AP-P-5
The magnetic force field performance and its application on a desktop-type magnetic levitation device exploiting high-gradient superconducting bulk magnets
16:45-18:15 29/11/2023
*Keita Takahashi1, Yui Koizumi1, Haruki Okubo1, Masahito Watanabe1
1. Department of Physics, Faculty of Science, Gakushuin University, 1-5-1 Mejiro, Toshima, Tokyo, 171-8588, Japan
Large, single-grain bulk superconductors such as (RE)BaCuO (RE: Y or rare earth elements) can trap magnetic fields inside its material due to the flux pinning effect exploiting quasi-permanently induced electric current. Thus, on behalf of conventional permanent magnets or electromagnets, such the so-called trapped field magnets can be utilized as a compact and high-field magnetic source which should improve the magnetic performance and the magnet versatility, realizing a newly designed magnetic device for practical applications based on its machine potential.

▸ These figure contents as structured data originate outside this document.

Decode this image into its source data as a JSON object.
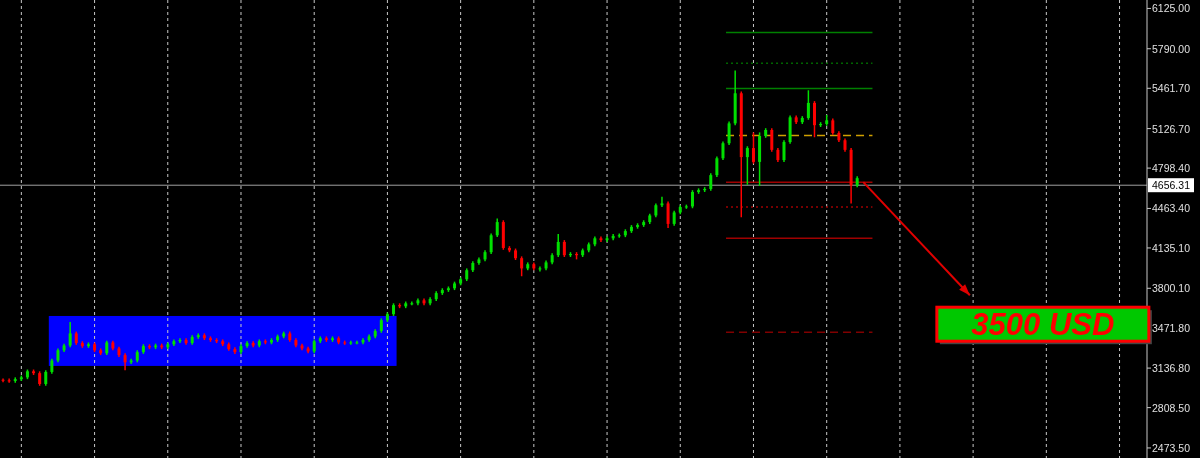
{
  "chart_data": {
    "type": "candlestick",
    "categories": [
      null,
      null,
      null,
      null,
      null,
      null,
      null,
      null,
      null,
      null,
      null,
      null,
      null,
      null,
      null,
      null,
      null,
      null,
      null,
      null,
      null,
      null,
      null,
      null,
      null,
      null,
      null,
      null,
      null,
      null,
      null,
      null,
      null,
      null,
      null,
      null,
      null,
      null,
      null,
      null,
      null,
      null,
      null,
      null,
      null,
      null,
      null,
      null,
      null,
      null,
      null,
      null,
      null,
      null,
      null,
      null,
      null,
      null,
      null,
      null,
      null,
      null,
      null,
      null,
      null,
      null,
      null,
      null,
      null,
      null,
      null,
      null,
      null,
      null,
      null,
      null,
      null,
      null,
      null,
      null,
      null,
      null,
      null,
      null,
      null,
      null,
      null,
      null,
      null,
      null,
      null,
      null,
      null,
      null,
      null,
      null,
      null,
      null,
      null,
      null,
      null,
      null,
      null,
      null,
      null,
      null,
      null,
      null,
      null,
      null,
      null,
      null,
      null,
      null,
      null,
      null,
      null,
      null,
      null,
      null,
      null,
      null,
      null,
      null,
      null,
      null,
      null,
      null,
      null,
      null,
      null,
      null,
      null,
      null,
      null,
      null,
      null,
      null,
      null,
      null,
      null,
      null,
      null,
      null,
      null,
      null,
      null,
      null,
      null,
      null,
      null,
      null,
      null,
      null,
      null,
      null,
      null,
      null,
      null,
      null,
      null,
      null,
      null,
      null,
      null,
      null,
      null,
      null,
      null,
      null,
      null,
      null,
      null,
      null,
      null,
      null,
      null,
      null,
      null,
      null,
      null,
      null,
      null,
      null,
      null,
      null,
      null,
      null
    ],
    "ohlc": [
      [
        3040,
        3050,
        3020,
        3035
      ],
      [
        3035,
        3050,
        3015,
        3030
      ],
      [
        3030,
        3060,
        3015,
        3045
      ],
      [
        3045,
        3075,
        3030,
        3060
      ],
      [
        3060,
        3125,
        3045,
        3110
      ],
      [
        3110,
        3125,
        3080,
        3095
      ],
      [
        3095,
        3110,
        2990,
        3005
      ],
      [
        3005,
        3120,
        2990,
        3105
      ],
      [
        3105,
        3215,
        3090,
        3200
      ],
      [
        3200,
        3300,
        3185,
        3285
      ],
      [
        3285,
        3340,
        3270,
        3325
      ],
      [
        3325,
        3520,
        3310,
        3425
      ],
      [
        3425,
        3440,
        3330,
        3345
      ],
      [
        3345,
        3360,
        3305,
        3320
      ],
      [
        3320,
        3350,
        3305,
        3335
      ],
      [
        3335,
        3350,
        3270,
        3285
      ],
      [
        3285,
        3300,
        3245,
        3260
      ],
      [
        3260,
        3365,
        3245,
        3350
      ],
      [
        3350,
        3365,
        3285,
        3300
      ],
      [
        3300,
        3315,
        3230,
        3245
      ],
      [
        3245,
        3260,
        3120,
        3185
      ],
      [
        3185,
        3215,
        3170,
        3200
      ],
      [
        3200,
        3285,
        3185,
        3270
      ],
      [
        3270,
        3335,
        3255,
        3320
      ],
      [
        3320,
        3335,
        3295,
        3310
      ],
      [
        3310,
        3340,
        3295,
        3325
      ],
      [
        3325,
        3340,
        3295,
        3310
      ],
      [
        3310,
        3350,
        3295,
        3335
      ],
      [
        3335,
        3375,
        3320,
        3360
      ],
      [
        3360,
        3385,
        3345,
        3370
      ],
      [
        3370,
        3385,
        3330,
        3345
      ],
      [
        3345,
        3410,
        3330,
        3395
      ],
      [
        3395,
        3425,
        3380,
        3410
      ],
      [
        3410,
        3425,
        3370,
        3385
      ],
      [
        3385,
        3400,
        3355,
        3370
      ],
      [
        3370,
        3385,
        3345,
        3360
      ],
      [
        3360,
        3375,
        3320,
        3335
      ],
      [
        3335,
        3350,
        3280,
        3295
      ],
      [
        3295,
        3310,
        3255,
        3270
      ],
      [
        3270,
        3335,
        3255,
        3320
      ],
      [
        3320,
        3360,
        3305,
        3345
      ],
      [
        3345,
        3360,
        3310,
        3325
      ],
      [
        3325,
        3375,
        3310,
        3360
      ],
      [
        3360,
        3375,
        3335,
        3350
      ],
      [
        3350,
        3385,
        3335,
        3370
      ],
      [
        3370,
        3415,
        3355,
        3400
      ],
      [
        3400,
        3440,
        3385,
        3425
      ],
      [
        3425,
        3440,
        3355,
        3370
      ],
      [
        3370,
        3385,
        3310,
        3325
      ],
      [
        3325,
        3340,
        3285,
        3300
      ],
      [
        3300,
        3315,
        3260,
        3275
      ],
      [
        3275,
        3375,
        3260,
        3360
      ],
      [
        3360,
        3400,
        3345,
        3385
      ],
      [
        3385,
        3400,
        3355,
        3370
      ],
      [
        3370,
        3400,
        3355,
        3385
      ],
      [
        3385,
        3400,
        3335,
        3350
      ],
      [
        3350,
        3365,
        3330,
        3345
      ],
      [
        3345,
        3365,
        3330,
        3350
      ],
      [
        3350,
        3365,
        3335,
        3350
      ],
      [
        3350,
        3385,
        3335,
        3370
      ],
      [
        3370,
        3415,
        3355,
        3400
      ],
      [
        3400,
        3460,
        3385,
        3445
      ],
      [
        3445,
        3550,
        3430,
        3535
      ],
      [
        3535,
        3600,
        3520,
        3585
      ],
      [
        3585,
        3675,
        3570,
        3660
      ],
      [
        3660,
        3675,
        3635,
        3650
      ],
      [
        3650,
        3690,
        3635,
        3675
      ],
      [
        3675,
        3690,
        3660,
        3675
      ],
      [
        3675,
        3715,
        3660,
        3700
      ],
      [
        3700,
        3715,
        3660,
        3675
      ],
      [
        3675,
        3725,
        3660,
        3710
      ],
      [
        3710,
        3775,
        3695,
        3760
      ],
      [
        3760,
        3800,
        3745,
        3785
      ],
      [
        3785,
        3815,
        3770,
        3800
      ],
      [
        3800,
        3855,
        3785,
        3840
      ],
      [
        3840,
        3890,
        3825,
        3875
      ],
      [
        3875,
        3965,
        3860,
        3950
      ],
      [
        3950,
        4025,
        3935,
        4010
      ],
      [
        4010,
        4055,
        3995,
        4040
      ],
      [
        4040,
        4115,
        4025,
        4100
      ],
      [
        4100,
        4255,
        4085,
        4240
      ],
      [
        4240,
        4380,
        4225,
        4350
      ],
      [
        4350,
        4365,
        4120,
        4135
      ],
      [
        4135,
        4150,
        4100,
        4115
      ],
      [
        4115,
        4130,
        4035,
        4050
      ],
      [
        4050,
        4065,
        3900,
        3965
      ],
      [
        3965,
        4015,
        3950,
        4000
      ],
      [
        4000,
        4015,
        3950,
        3965
      ],
      [
        3965,
        3980,
        3940,
        3965
      ],
      [
        3965,
        4030,
        3950,
        4015
      ],
      [
        4015,
        4090,
        4000,
        4075
      ],
      [
        4075,
        4250,
        4060,
        4185
      ],
      [
        4185,
        4200,
        4060,
        4075
      ],
      [
        4075,
        4100,
        4060,
        4085
      ],
      [
        4085,
        4100,
        4040,
        4075
      ],
      [
        4075,
        4130,
        4060,
        4115
      ],
      [
        4115,
        4180,
        4100,
        4165
      ],
      [
        4165,
        4230,
        4150,
        4215
      ],
      [
        4215,
        4230,
        4185,
        4200
      ],
      [
        4200,
        4230,
        4185,
        4215
      ],
      [
        4215,
        4250,
        4200,
        4235
      ],
      [
        4235,
        4255,
        4220,
        4240
      ],
      [
        4240,
        4290,
        4225,
        4275
      ],
      [
        4275,
        4325,
        4260,
        4310
      ],
      [
        4310,
        4340,
        4295,
        4325
      ],
      [
        4325,
        4365,
        4310,
        4350
      ],
      [
        4350,
        4420,
        4335,
        4405
      ],
      [
        4405,
        4505,
        4390,
        4490
      ],
      [
        4490,
        4560,
        4475,
        4505
      ],
      [
        4505,
        4520,
        4300,
        4335
      ],
      [
        4335,
        4445,
        4320,
        4430
      ],
      [
        4430,
        4490,
        4415,
        4475
      ],
      [
        4475,
        4495,
        4460,
        4480
      ],
      [
        4480,
        4615,
        4465,
        4600
      ],
      [
        4600,
        4630,
        4585,
        4615
      ],
      [
        4615,
        4640,
        4600,
        4625
      ],
      [
        4625,
        4755,
        4610,
        4740
      ],
      [
        4740,
        4895,
        4725,
        4880
      ],
      [
        4880,
        5020,
        4865,
        5005
      ],
      [
        5005,
        5185,
        4990,
        5170
      ],
      [
        5170,
        5610,
        5155,
        5420
      ],
      [
        5420,
        5435,
        4390,
        4890
      ],
      [
        4890,
        4980,
        4660,
        4965
      ],
      [
        4965,
        5095,
        4835,
        4850
      ],
      [
        4850,
        5095,
        4650,
        5065
      ],
      [
        5065,
        5130,
        5050,
        5115
      ],
      [
        5115,
        5130,
        4935,
        4950
      ],
      [
        4950,
        4965,
        4850,
        4865
      ],
      [
        4865,
        5030,
        4850,
        5015
      ],
      [
        5015,
        5235,
        5000,
        5220
      ],
      [
        5220,
        5235,
        5165,
        5180
      ],
      [
        5180,
        5230,
        5165,
        5215
      ],
      [
        5215,
        5445,
        5200,
        5340
      ],
      [
        5340,
        5355,
        5055,
        5155
      ],
      [
        5155,
        5180,
        5140,
        5165
      ],
      [
        5165,
        5240,
        5150,
        5195
      ],
      [
        5195,
        5210,
        5075,
        5090
      ],
      [
        5090,
        5105,
        5015,
        5030
      ],
      [
        5030,
        5045,
        4935,
        4950
      ],
      [
        4950,
        4965,
        4505,
        4655
      ],
      [
        4655,
        4730,
        4640,
        4715
      ],
      null,
      null,
      null,
      null,
      null,
      null,
      null,
      null,
      null,
      null,
      null,
      null,
      null,
      null,
      null,
      null,
      null,
      null,
      null,
      null,
      null,
      null,
      null,
      null,
      null,
      null,
      null,
      null,
      null,
      null,
      null,
      null,
      null,
      null,
      null,
      null,
      null,
      null,
      null,
      null,
      null,
      null,
      null,
      null,
      null,
      null,
      null
    ],
    "ylim": [
      2390,
      6195
    ],
    "yticks": [
      {
        "value": 6125,
        "label": "6125.00"
      },
      {
        "value": 5790,
        "label": "5790.00"
      },
      {
        "value": 5461.7,
        "label": "5461.70"
      },
      {
        "value": 5126.7,
        "label": "5126.70"
      },
      {
        "value": 4798.4,
        "label": "4798.40"
      },
      {
        "value": 4463.4,
        "label": "4463.40"
      },
      {
        "value": 4135.1,
        "label": "4135.10"
      },
      {
        "value": 3800.1,
        "label": "3800.10"
      },
      {
        "value": 3471.8,
        "label": "3471.80"
      },
      {
        "value": 3136.8,
        "label": "3136.80"
      },
      {
        "value": 2808.5,
        "label": "2808.50"
      },
      {
        "value": 2473.5,
        "label": "2473.50"
      }
    ],
    "grid": "x",
    "tick_labels": "y",
    "ref_lines": [
      {
        "axis": "y",
        "value": 4656.31,
        "label": "4656.31",
        "color": "#a0a0a0",
        "line_style": "solid"
      },
      {
        "axis": "y",
        "value": 5925,
        "color": "#008000",
        "line_style": "solid"
      },
      {
        "axis": "y",
        "value": 5670,
        "color": "#006400",
        "line_style": "dotted"
      },
      {
        "axis": "y",
        "value": 5460,
        "color": "#008000",
        "line_style": "solid"
      },
      {
        "axis": "y",
        "value": 5070,
        "color": "#d0a000",
        "line_style": "dashed"
      },
      {
        "axis": "y",
        "value": 4680,
        "color": "#a00000",
        "line_style": "solid"
      },
      {
        "axis": "y",
        "value": 4475,
        "color": "#a00000",
        "line_style": "dotted"
      },
      {
        "axis": "y",
        "value": 4215,
        "color": "#a00000",
        "line_style": "solid"
      },
      {
        "axis": "y",
        "value": 3435,
        "color": "#800000",
        "line_style": "dashed"
      }
    ],
    "bands": [
      {
        "axis": "y",
        "from": 3155,
        "to": 3570,
        "color": "#0000ff"
      }
    ],
    "annotations": [
      "3500 USD"
    ]
  }
}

Authors newly suggest, a high gradient trapped field magnet (HG-TFM), that incorporates two or more bulk components such that the opposite magnetic pole face stacked with each of them, can generate a magnetic field gradient product up to -1930 T2/m upon the trapped field of 8.6 T at the centre [1]. This would realize a novel desktop-type magnetic levitation device which enables to levitate diamagnetic materials in air without any physical supports due to the diamagnetic levitation phenomena and its wider use on application. To date, however, the three-dimensional magnetic field variation of the HG-TFM has not been investigated experimentally in a quasi-microgravity space. Those performance should be considered by critical current characteristics of bulk superconductors as well as thermal behaviours during magnetizing operation.
In this study, we have successfully operated the magnetic levitation device in which bulk superconductors were magnetised by field-cooled magnetization with an applied field of 8.05 T at an initial temperature of 25 K. The magnetic field and the temperature were measured consistently in the entire operation including before and after magnetization. Based on experimental results of the magnetic field gradient product, the scope of possibility for diamagnetic levitation was investigated for which several diamagnetic material candidates, plastics, glass, and heavy metals, were assumed. The extensibility of magnetic levitation on its practical application will be discussed.
1. K Takahashi, H Fujishiro and M D Ainslie, Supercond. Sci. Technol., 35 054003, 2022.